Kirby se encogió de hombros. A pesar de todo el poder que ostentaba en la organización (y sus poderes eran inmensos), siempre había sospechado que carecía de auténtica iniciativa. Los planes del movimiento habían emanado desde el primer momento de Noel Vorst. Sólo él conocía las reglas del juego. ¿Y si Vorst moría aquella tarde, dejando el juego a medias? ¿Qué ocurriría con el movimiento? ¿Seguiría rodando hacia adelante por su propio impulso? Kirby se preguntó hacia qué objetivo.

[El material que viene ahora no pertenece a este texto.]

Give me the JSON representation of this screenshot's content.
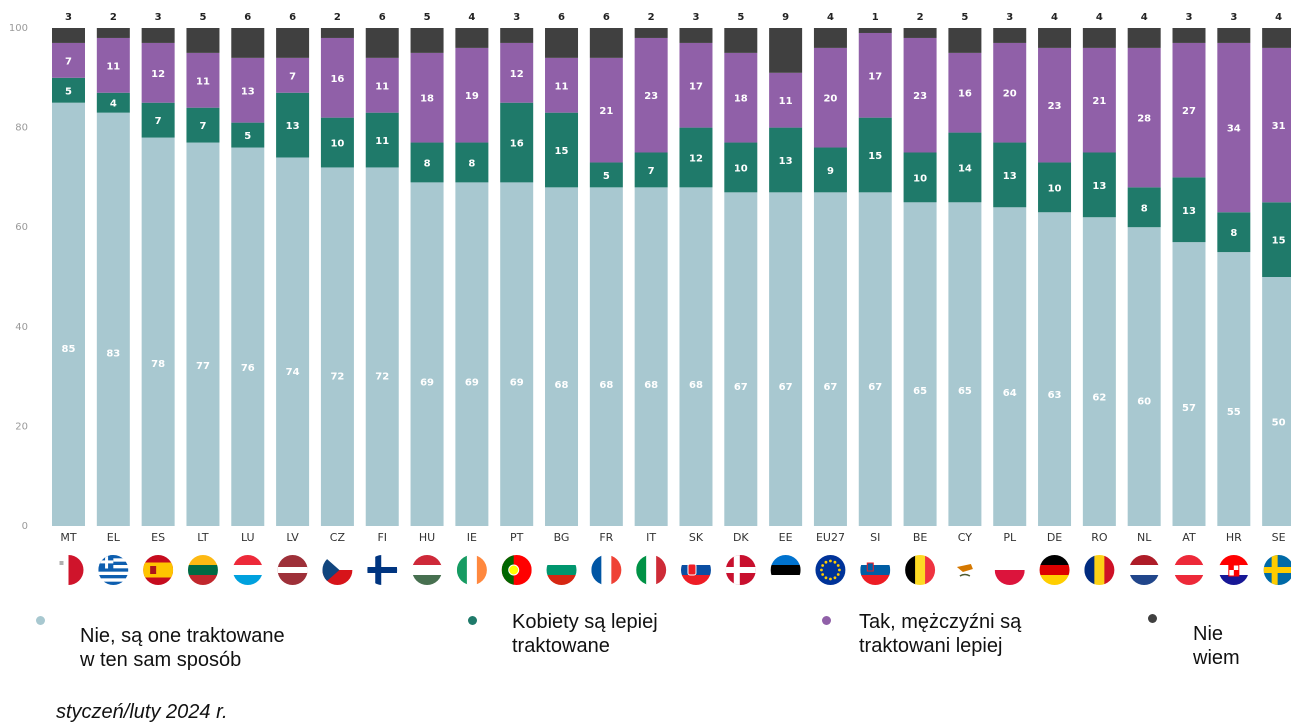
{
  "chart_data": {
    "type": "bar",
    "stacked": true,
    "ylim": [
      0,
      100
    ],
    "yticks": [
      0,
      20,
      40,
      60,
      80,
      100
    ],
    "grid": false,
    "legend_position": "bottom",
    "categories": [
      "MT",
      "EL",
      "ES",
      "LT",
      "LU",
      "LV",
      "CZ",
      "FI",
      "HU",
      "IE",
      "PT",
      "BG",
      "FR",
      "IT",
      "SK",
      "DK",
      "EE",
      "EU27",
      "SI",
      "BE",
      "CY",
      "PL",
      "DE",
      "RO",
      "NL",
      "AT",
      "HR",
      "SE"
    ],
    "series": [
      {
        "name": "Nie, są one traktowane w ten sam sposób",
        "color": "#a8c8d0",
        "label_color": "#ffffff",
        "values": [
          85,
          83,
          78,
          77,
          76,
          74,
          72,
          72,
          69,
          69,
          69,
          68,
          68,
          68,
          68,
          67,
          67,
          67,
          67,
          65,
          65,
          64,
          63,
          62,
          60,
          57,
          55,
          50
        ]
      },
      {
        "name": "Kobiety są lepiej traktowane",
        "color": "#1f7a6a",
        "label_color": "#ffffff",
        "values": [
          5,
          4,
          7,
          7,
          5,
          13,
          10,
          11,
          8,
          8,
          16,
          15,
          5,
          7,
          12,
          10,
          13,
          9,
          15,
          10,
          14,
          13,
          10,
          13,
          8,
          13,
          8,
          15
        ]
      },
      {
        "name": "Tak, mężczyźni są traktowani lepiej",
        "color": "#9060a8",
        "label_color": "#ffffff",
        "values": [
          7,
          11,
          12,
          11,
          13,
          7,
          16,
          11,
          18,
          19,
          12,
          11,
          21,
          23,
          17,
          18,
          11,
          20,
          17,
          23,
          16,
          20,
          23,
          21,
          28,
          27,
          34,
          31
        ]
      },
      {
        "name": "Nie wiem",
        "color": "#404040",
        "label_color": "#222222",
        "values": [
          3,
          2,
          3,
          5,
          6,
          6,
          2,
          6,
          5,
          4,
          3,
          6,
          6,
          2,
          3,
          5,
          9,
          4,
          1,
          2,
          5,
          3,
          4,
          4,
          4,
          3,
          3,
          4
        ]
      }
    ]
  },
  "legend": [
    {
      "label": "Nie, są one traktowane w ten sam sposób",
      "color": "#a8c8d0"
    },
    {
      "label": "Kobiety są lepiej traktowane",
      "color": "#1f7a6a"
    },
    {
      "label": "Tak, mężczyźni są traktowani lepiej",
      "color": "#9060a8"
    },
    {
      "label": "Nie wiem",
      "color": "#404040"
    }
  ],
  "footnote": "styczeń/luty 2024 r.",
  "flags": {
    "icons": [
      "malta-flag-icon",
      "greece-flag-icon",
      "spain-flag-icon",
      "lithuania-flag-icon",
      "luxembourg-flag-icon",
      "latvia-flag-icon",
      "czechia-flag-icon",
      "finland-flag-icon",
      "hungary-flag-icon",
      "ireland-flag-icon",
      "portugal-flag-icon",
      "bulgaria-flag-icon",
      "france-flag-icon",
      "italy-flag-icon",
      "slovakia-flag-icon",
      "denmark-flag-icon",
      "estonia-flag-icon",
      "eu-flag-icon",
      "slovenia-flag-icon",
      "belgium-flag-icon",
      "cyprus-flag-icon",
      "poland-flag-icon",
      "germany-flag-icon",
      "romania-flag-icon",
      "netherlands-flag-icon",
      "austria-flag-icon",
      "croatia-flag-icon",
      "sweden-flag-icon"
    ]
  }
}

Entraron en un pequeño edificio cuadrado de cristal esponjoso verde brillante. Un susurro de asombro les precedió: ¡Vorst venía! Hombres de hábito azul salieron a recibir al Fundador. Le condujeron a la habitación en la parte trasera donde se hallaba la gárgola. Kirby mantuvo el paso, haciendo caso omiso de los acólitos dispuestos a sostenerle si tropezaba.

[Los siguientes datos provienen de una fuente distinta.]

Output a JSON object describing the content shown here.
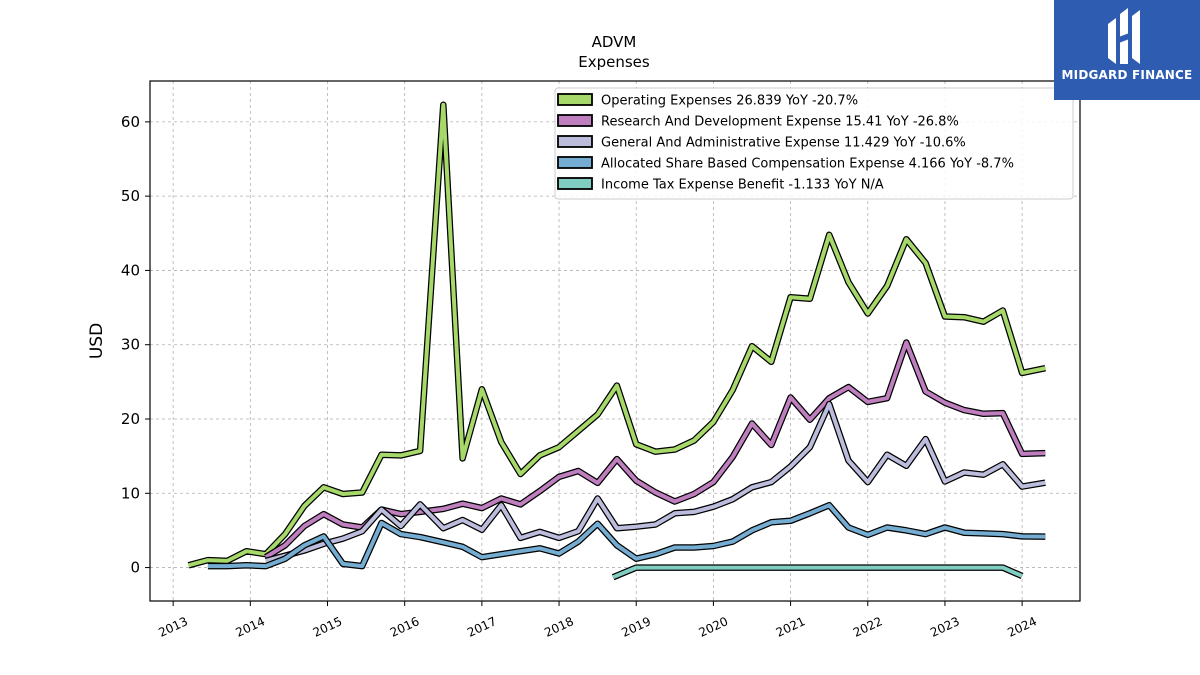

La gárgola descansaba, enmarañada entre las cintas que la sujetaban. No era un espectáculo agradable. Trece años de edad, noventa centímetros de altura, grotescamente deformada, sorda, inválida, de córneas veladas y piel granulada y rugosa. Un mutante, pero que no era producto de laboratorio; padecía el síndrome de Hurler, un error natural y congénito del metabolismo, identificado científicamente por primera vez dos siglos y medio antes. Los infortunados padres habían llevado al monstruo a una capilla de la Hermandad de Estocolmo, confiando en que un baño de Fuego Azul curaría sus defectos. No había sido así, pero un esper de la capilla había detectado talentos latentes en la gárgola, enviándola a Santa Fe para que fuera sometida a pruebas y sondeos. Kirby se estremeció de asco.